Austin Peter C
Institute for Clinical Evaluative Sciences Department of Health Management, Policy and Evaluation, University of Toronto.
Multivariate Behav Res. 2011 May;46(3):399-424. doi: 10.1080/00273171.2011.568786. Epub 2011 Jun 8.
The propensity score is the probability of treatment assignment conditional on observed baseline characteristics. The propensity score allows one to design and analyze an observational (nonrandomized) study so that it mimics some of the particular characteristics of a randomized controlled trial.

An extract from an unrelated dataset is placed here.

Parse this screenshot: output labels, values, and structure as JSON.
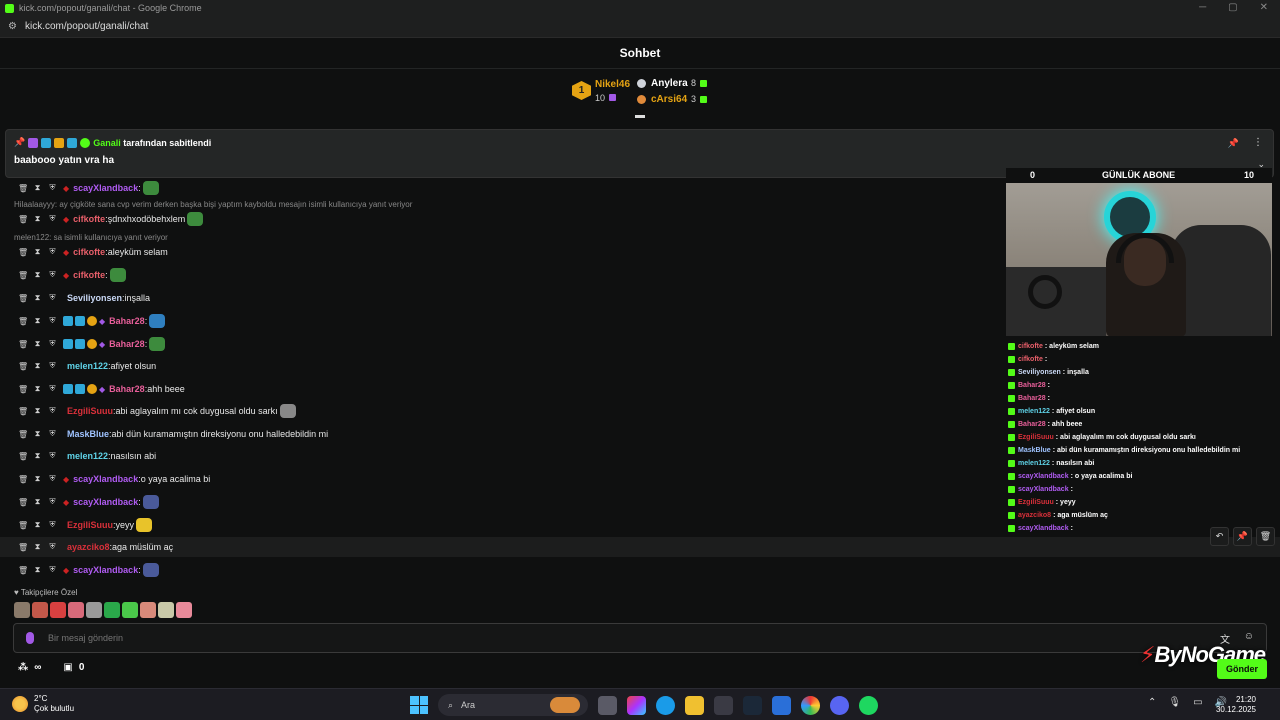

In particular, the propensity score is a balancing score: conditional on the propensity score, the distribution of observed baseline covariates will be similar between treated and untreated subjects. I describe 4 different propensity score methods: matching on the propensity score, stratification on the propensity score, inverse probability of treatment weighting using the propensity score, and covariate adjustment using the propensity score. I describe balance diagnostics for examining whether the propensity score model has been adequately specified. Furthermore, I discuss differences between regression-based methods and propensity score-based methods for the analysis of observational data. I describe different causal average treatment effects and their relationship with propensity score analyses.
倾向得分是基于观察到的基线特征进行治疗分配的概率。倾向得分使人们能够设计和分析一项观察性(非随机)研究,使其模仿随机对照试验的一些特定特征。具体而言,倾向得分是一个平衡得分:在倾向得分的条件下,治疗组和未治疗组受试者观察到的基线协变量分布将相似。我描述了4种不同的倾向得分方法:基于倾向得分进行匹配、基于倾向得分进行分层、使用倾向得分进行治疗加权的逆概率法以及使用倾向得分进行协变量调整。我描述了用于检查倾向得分模型是否已得到充分设定的平衡诊断方法。此外,我讨论了基于回归的方法和基于倾向得分的方法在观察性数据分析中的差异。我描述了不同的因果平均治疗效果及其与倾向得分分析的关系。